Pear and Hogweed Shoot Cake
A beautifully moist cake with an intriguing filling. Perhaps you won’t notice the unusual perfume of the hogweed shoots – some do, some don’t.
100 g butter
90 g unrefined sugar, plus 1 level tbsp
2 large eggs
1 tbsp baking powder
¼ tsp bicarbonate of soda
100 g whole-wheat flour
30 g hogweed shoots (mainly shoots rather than leaves)
5-6 tbsp apple juice
1 tsp dried hogweed seeds (optional)
200-230 g pears
Preheat the oven to 200°C and grease a 20 cm diameter cake tin. Beat the butter and sugar together until pale, almost white. Add the eggs, one at a time and beat in well before sieving in the baking powder, bicarbonate of soda and whole-wheat flour.
Chop the hogweed shoots into 2 cm lengths and simmer in 3 tablespoons of apple juice for 2 minutes and put aside. If using, use a spice grinder to blend the dried hogweed seeds with the tablespoon of sugar and sprinkle the mixture over the base of the cake tin. Slice the pears to about ½-1 cm in thickness and layer these across the base of the cake tin.
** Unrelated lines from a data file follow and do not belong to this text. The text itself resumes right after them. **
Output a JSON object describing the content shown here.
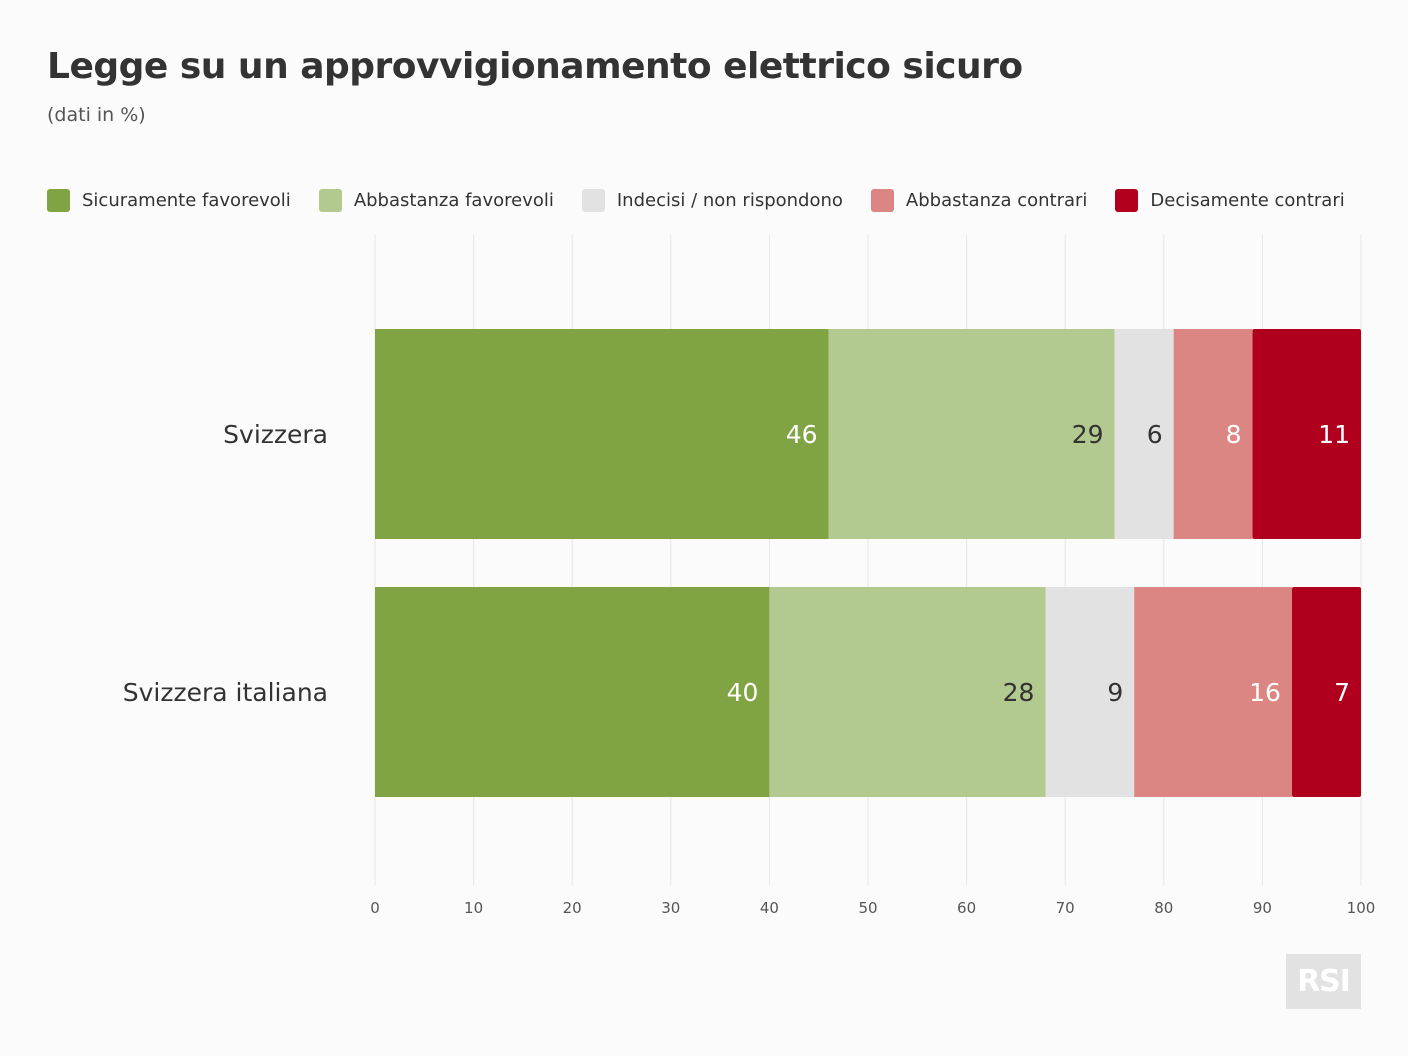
{
  "header": {
    "title": "Legge su un approvvigionamento elettrico sicuro",
    "subtitle": "(dati in %)"
  },
  "logo": {
    "text": "RSI"
  },
  "chart_data": {
    "type": "bar",
    "orientation": "horizontal",
    "stacked": true,
    "title": "Legge su un approvvigionamento elettrico sicuro",
    "subtitle": "(dati in %)",
    "categories": [
      "Svizzera",
      "Svizzera italiana"
    ],
    "series": [
      {
        "name": "Sicuramente favorevoli",
        "color": "#80a444",
        "label_color": "#ffffff",
        "values": [
          46,
          40
        ]
      },
      {
        "name": "Abbastanza favorevoli",
        "color": "#b2c98f",
        "label_color": "#333333",
        "values": [
          29,
          28
        ]
      },
      {
        "name": "Indecisi / non rispondono",
        "color": "#e2e2e2",
        "label_color": "#333333",
        "values": [
          6,
          9
        ]
      },
      {
        "name": "Abbastanza contrari",
        "color": "#db8682",
        "label_color": "#ffffff",
        "values": [
          8,
          16
        ]
      },
      {
        "name": "Decisamente contrari",
        "color": "#b0001d",
        "label_color": "#ffffff",
        "values": [
          11,
          7
        ]
      }
    ],
    "xlim": [
      0,
      100
    ],
    "xticks": [
      0,
      10,
      20,
      30,
      40,
      50,
      60,
      70,
      80,
      90,
      100
    ],
    "grid": true,
    "legend_position": "top-left"
  }
}
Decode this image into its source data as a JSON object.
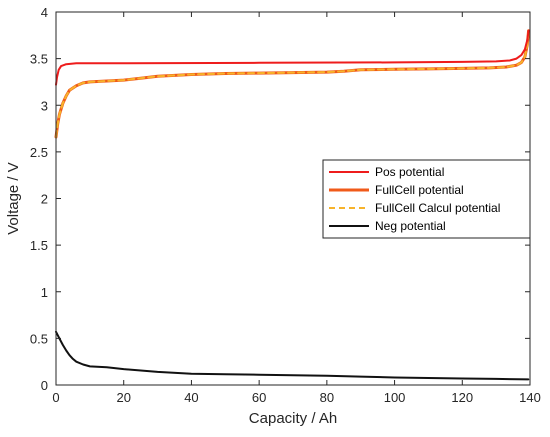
{
  "chart_data": {
    "type": "line",
    "xlabel": "Capacity / Ah",
    "ylabel": "Voltage / V",
    "xlim": [
      0,
      140
    ],
    "ylim": [
      0,
      4
    ],
    "xticks": [
      0,
      20,
      40,
      60,
      80,
      100,
      120,
      140
    ],
    "yticks": [
      0,
      0.5,
      1,
      1.5,
      2,
      2.5,
      3,
      3.5,
      4
    ],
    "xtick_labels": [
      "0",
      "20",
      "40",
      "60",
      "80",
      "100",
      "120",
      "140"
    ],
    "ytick_labels": [
      "0",
      "0.5",
      "1",
      "1.5",
      "2",
      "2.5",
      "3",
      "3.5",
      "4"
    ],
    "grid": false,
    "legend_position": "right",
    "series": [
      {
        "name": "Pos potential",
        "color": "#ee1c1c",
        "style": "solid",
        "points": [
          [
            0,
            3.22
          ],
          [
            0.3,
            3.3
          ],
          [
            0.8,
            3.38
          ],
          [
            1.5,
            3.42
          ],
          [
            3,
            3.44
          ],
          [
            6,
            3.45
          ],
          [
            20,
            3.45
          ],
          [
            60,
            3.455
          ],
          [
            100,
            3.46
          ],
          [
            120,
            3.465
          ],
          [
            130,
            3.47
          ],
          [
            134,
            3.48
          ],
          [
            136,
            3.5
          ],
          [
            137.5,
            3.54
          ],
          [
            138.5,
            3.6
          ],
          [
            139.2,
            3.7
          ],
          [
            139.6,
            3.8
          ]
        ]
      },
      {
        "name": "FullCell potential",
        "color": "#f05a1a",
        "style": "solid",
        "points": [
          [
            0,
            2.66
          ],
          [
            0.5,
            2.8
          ],
          [
            1,
            2.9
          ],
          [
            2,
            3.02
          ],
          [
            3,
            3.1
          ],
          [
            4,
            3.16
          ],
          [
            6,
            3.21
          ],
          [
            8,
            3.24
          ],
          [
            10,
            3.25
          ],
          [
            15,
            3.26
          ],
          [
            20,
            3.27
          ],
          [
            25,
            3.29
          ],
          [
            30,
            3.31
          ],
          [
            35,
            3.32
          ],
          [
            40,
            3.33
          ],
          [
            50,
            3.34
          ],
          [
            60,
            3.345
          ],
          [
            70,
            3.35
          ],
          [
            80,
            3.355
          ],
          [
            85,
            3.365
          ],
          [
            90,
            3.38
          ],
          [
            100,
            3.385
          ],
          [
            110,
            3.39
          ],
          [
            120,
            3.395
          ],
          [
            128,
            3.4
          ],
          [
            133,
            3.41
          ],
          [
            136,
            3.43
          ],
          [
            137.5,
            3.46
          ],
          [
            138.5,
            3.52
          ],
          [
            139.2,
            3.65
          ],
          [
            139.6,
            3.8
          ]
        ]
      },
      {
        "name": "FullCell Calcul potential",
        "color": "#f7b32b",
        "style": "dashed",
        "points": [
          [
            0,
            2.66
          ],
          [
            0.5,
            2.8
          ],
          [
            1,
            2.9
          ],
          [
            2,
            3.02
          ],
          [
            3,
            3.1
          ],
          [
            4,
            3.16
          ],
          [
            6,
            3.21
          ],
          [
            8,
            3.24
          ],
          [
            10,
            3.25
          ],
          [
            15,
            3.26
          ],
          [
            20,
            3.27
          ],
          [
            25,
            3.29
          ],
          [
            30,
            3.31
          ],
          [
            35,
            3.32
          ],
          [
            40,
            3.33
          ],
          [
            50,
            3.34
          ],
          [
            60,
            3.345
          ],
          [
            70,
            3.35
          ],
          [
            80,
            3.355
          ],
          [
            85,
            3.365
          ],
          [
            90,
            3.38
          ],
          [
            100,
            3.385
          ],
          [
            110,
            3.39
          ],
          [
            120,
            3.395
          ],
          [
            128,
            3.4
          ],
          [
            133,
            3.41
          ],
          [
            136,
            3.43
          ],
          [
            137.5,
            3.46
          ],
          [
            138.5,
            3.52
          ],
          [
            139.2,
            3.65
          ],
          [
            139.6,
            3.8
          ]
        ]
      },
      {
        "name": "Neg potential",
        "color": "#111111",
        "style": "solid",
        "points": [
          [
            0,
            0.57
          ],
          [
            1,
            0.5
          ],
          [
            2,
            0.43
          ],
          [
            3,
            0.37
          ],
          [
            4,
            0.32
          ],
          [
            5,
            0.28
          ],
          [
            6,
            0.25
          ],
          [
            8,
            0.22
          ],
          [
            10,
            0.2
          ],
          [
            15,
            0.19
          ],
          [
            20,
            0.17
          ],
          [
            30,
            0.14
          ],
          [
            40,
            0.12
          ],
          [
            50,
            0.115
          ],
          [
            60,
            0.11
          ],
          [
            70,
            0.105
          ],
          [
            80,
            0.1
          ],
          [
            90,
            0.09
          ],
          [
            100,
            0.08
          ],
          [
            110,
            0.075
          ],
          [
            120,
            0.07
          ],
          [
            130,
            0.065
          ],
          [
            139.5,
            0.06
          ]
        ]
      }
    ]
  }
}
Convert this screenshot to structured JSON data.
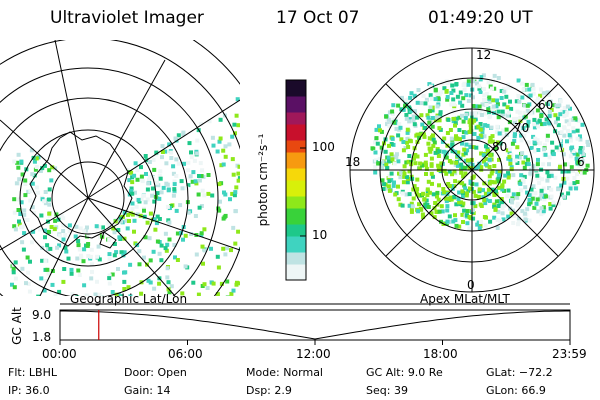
{
  "header": {
    "instrument": "Ultraviolet Imager",
    "date": "17 Oct 07",
    "time": "01:49:20 UT"
  },
  "colorbar": {
    "label": "photon cm⁻²s⁻¹",
    "ticks": [
      "100",
      "10"
    ]
  },
  "polar_plot": {
    "mlt_labels": {
      "top": "12",
      "right": "6",
      "bottom": "0",
      "left": "18"
    },
    "lat_labels": [
      "60",
      "70",
      "80"
    ]
  },
  "timeline": {
    "y_axis_label": "GC Alt",
    "y_ticks": [
      "9.0",
      "1.8"
    ],
    "left_caption": "Geographic Lat/Lon",
    "right_caption": "Apex MLat/MLT",
    "x_ticks": [
      "00:00",
      "06:00",
      "12:00",
      "18:00",
      "23:59"
    ],
    "current_time_fraction": 0.076
  },
  "status": {
    "row1": [
      {
        "key": "Flt:",
        "value": "LBHL"
      },
      {
        "key": "Door:",
        "value": "Open"
      },
      {
        "key": "Mode:",
        "value": "Normal"
      },
      {
        "key": "GC Alt:",
        "value": "9.0 Re"
      },
      {
        "key": "GLat:",
        "value": "−72.2"
      }
    ],
    "row2": [
      {
        "key": "IP:",
        "value": "36.0"
      },
      {
        "key": "Gain:",
        "value": "14"
      },
      {
        "key": "Dsp:",
        "value": "2.9"
      },
      {
        "key": "Seq:",
        "value": "39"
      },
      {
        "key": "GLon:",
        "value": "66.9"
      }
    ]
  },
  "colors": {
    "marker": "#cc0000",
    "scale": [
      "#eef6f6",
      "#bfe3e3",
      "#3fd3c0",
      "#1ec88a",
      "#39d23a",
      "#8ee81a",
      "#d8f00a",
      "#f6d80a",
      "#f79a10",
      "#e84810",
      "#c8102c",
      "#a0185a",
      "#5a1064",
      "#1a0a2a"
    ]
  }
}
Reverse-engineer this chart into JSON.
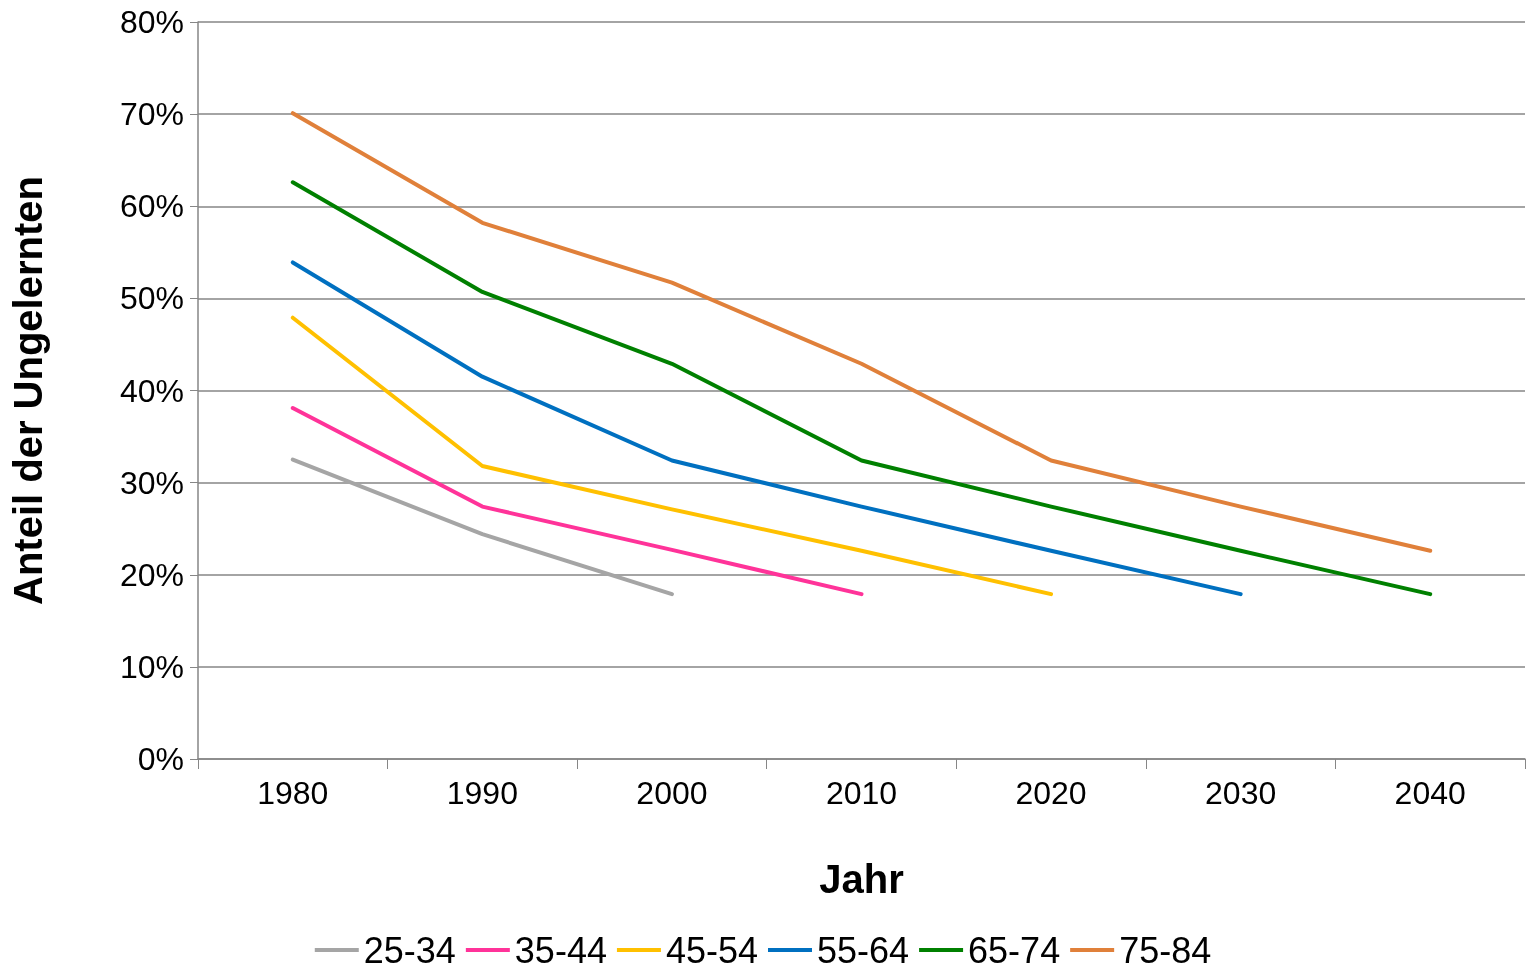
{
  "chart_data": {
    "type": "line",
    "xlabel": "Jahr",
    "ylabel": "Anteil der Ungelernten",
    "categories": [
      "1980",
      "1990",
      "2000",
      "2010",
      "2020",
      "2030",
      "2040"
    ],
    "series": [
      {
        "name": "25-34",
        "color": "#a5a5a5",
        "values": [
          32.5,
          24.4,
          17.9,
          null,
          null,
          null,
          null
        ]
      },
      {
        "name": "35-44",
        "color": "#ff3399",
        "values": [
          38.1,
          27.4,
          22.7,
          17.9,
          null,
          null,
          null
        ]
      },
      {
        "name": "45-54",
        "color": "#ffc000",
        "values": [
          47.9,
          31.8,
          27.1,
          22.6,
          17.9,
          null,
          null
        ]
      },
      {
        "name": "55-64",
        "color": "#0070c0",
        "values": [
          53.9,
          41.5,
          32.4,
          27.4,
          22.6,
          17.9,
          null
        ]
      },
      {
        "name": "65-74",
        "color": "#008000",
        "values": [
          62.6,
          50.7,
          42.9,
          32.4,
          27.4,
          22.6,
          17.9
        ]
      },
      {
        "name": "75-84",
        "color": "#e0803a",
        "values": [
          70.1,
          58.2,
          51.7,
          42.9,
          32.4,
          27.4,
          22.6
        ]
      }
    ],
    "ylim": [
      0,
      80
    ],
    "yticks": [
      {
        "value": 0,
        "label": "0%"
      },
      {
        "value": 10,
        "label": "10%"
      },
      {
        "value": 20,
        "label": "20%"
      },
      {
        "value": 30,
        "label": "30%"
      },
      {
        "value": 40,
        "label": "40%"
      },
      {
        "value": 50,
        "label": "50%"
      },
      {
        "value": 60,
        "label": "60%"
      },
      {
        "value": 70,
        "label": "70%"
      },
      {
        "value": 80,
        "label": "80%"
      }
    ],
    "grid": "y",
    "legend": "bottom",
    "marker": "none",
    "line_style": "solid"
  }
}
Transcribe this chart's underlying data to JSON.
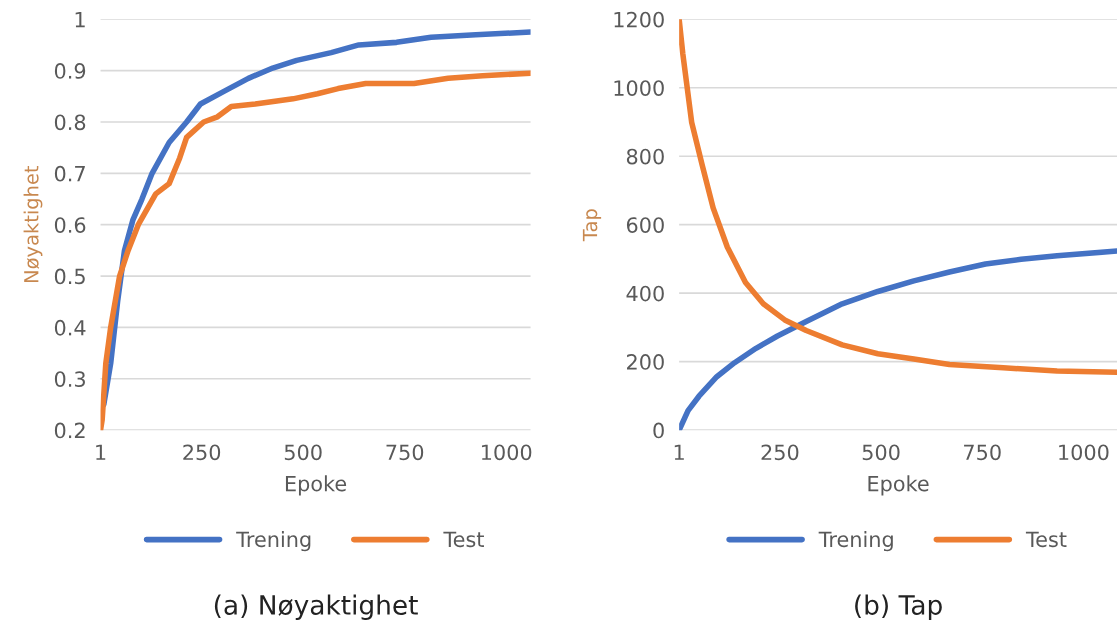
{
  "chart_data": [
    {
      "type": "line",
      "title": "(a) Nøyaktighet",
      "xlabel": "Epoke",
      "ylabel": "Nøyaktighet",
      "xlim": [
        1,
        1060
      ],
      "xticks": [
        1,
        250,
        500,
        750,
        1000
      ],
      "ylim": [
        0.2,
        1
      ],
      "yticks": [
        0.2,
        0.3,
        0.4,
        0.5,
        0.6,
        0.7,
        0.8,
        0.9,
        1
      ],
      "grid": "y",
      "legend": "bottom",
      "marker": "none",
      "line_style": "solid",
      "series": [
        {
          "name": "Trening",
          "color": "#4472c4",
          "x": [
            9,
            26,
            43,
            60,
            81,
            103,
            128,
            170,
            213,
            247,
            306,
            365,
            425,
            484,
            569,
            637,
            730,
            815,
            925,
            1060
          ],
          "values": [
            0.25,
            0.33,
            0.45,
            0.55,
            0.61,
            0.65,
            0.7,
            0.76,
            0.8,
            0.835,
            0.86,
            0.885,
            0.905,
            0.92,
            0.935,
            0.95,
            0.955,
            0.965,
            0.97,
            0.975
          ]
        },
        {
          "name": "Test",
          "color": "#ed7d31",
          "x": [
            1,
            5,
            14,
            26,
            48,
            69,
            94,
            137,
            170,
            196,
            213,
            255,
            289,
            323,
            382,
            475,
            535,
            586,
            654,
            773,
            857,
            942,
            1060
          ],
          "values": [
            0.2,
            0.22,
            0.33,
            0.4,
            0.5,
            0.55,
            0.6,
            0.66,
            0.68,
            0.73,
            0.77,
            0.8,
            0.81,
            0.83,
            0.835,
            0.845,
            0.855,
            0.865,
            0.875,
            0.875,
            0.885,
            0.89,
            0.895
          ]
        }
      ]
    },
    {
      "type": "line",
      "title": "(b) Tap",
      "xlabel": "Epoke",
      "ylabel": "Tap",
      "xlim": [
        1,
        1083
      ],
      "xticks": [
        1,
        250,
        500,
        750,
        1000
      ],
      "ylim": [
        0,
        1200
      ],
      "yticks": [
        0,
        200,
        400,
        600,
        800,
        1000,
        1200
      ],
      "grid": "y",
      "legend": "bottom",
      "marker": "none",
      "line_style": "solid",
      "series": [
        {
          "name": "Trening",
          "color": "#4472c4",
          "x": [
            1,
            23,
            50,
            94,
            138,
            191,
            244,
            315,
            404,
            492,
            581,
            669,
            758,
            846,
            935,
            1083
          ],
          "values": [
            0,
            57,
            99,
            156,
            197,
            239,
            275,
            317,
            369,
            405,
            436,
            462,
            485,
            499,
            509,
            523
          ]
        },
        {
          "name": "Test",
          "color": "#ed7d31",
          "x": [
            1,
            10,
            32,
            58,
            85,
            120,
            165,
            209,
            262,
            315,
            404,
            492,
            581,
            669,
            802,
            935,
            1083
          ],
          "values": [
            1200,
            1100,
            899,
            774,
            649,
            535,
            431,
            369,
            322,
            291,
            249,
            223,
            208,
            192,
            182,
            173,
            169
          ]
        }
      ]
    }
  ]
}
Next sprinkle on the semi cooked hogweed shoots. Measure out the remaining juice that the shoots simmered in and add this, one-tablespoon at a time, to the cake mixture, making it up to 3 tablespoons with extra juice. Pour and smooth the cake mixture roughly over the pears and shoots and bake for 25-30 minutes, or until a skewer comes out clean when pierced into the centre of the cake. When cooked, turn out onto a wire rack, with the bottom-side facing upwards and leave to cool. Serve alone, with crème fraiche or clotted cream.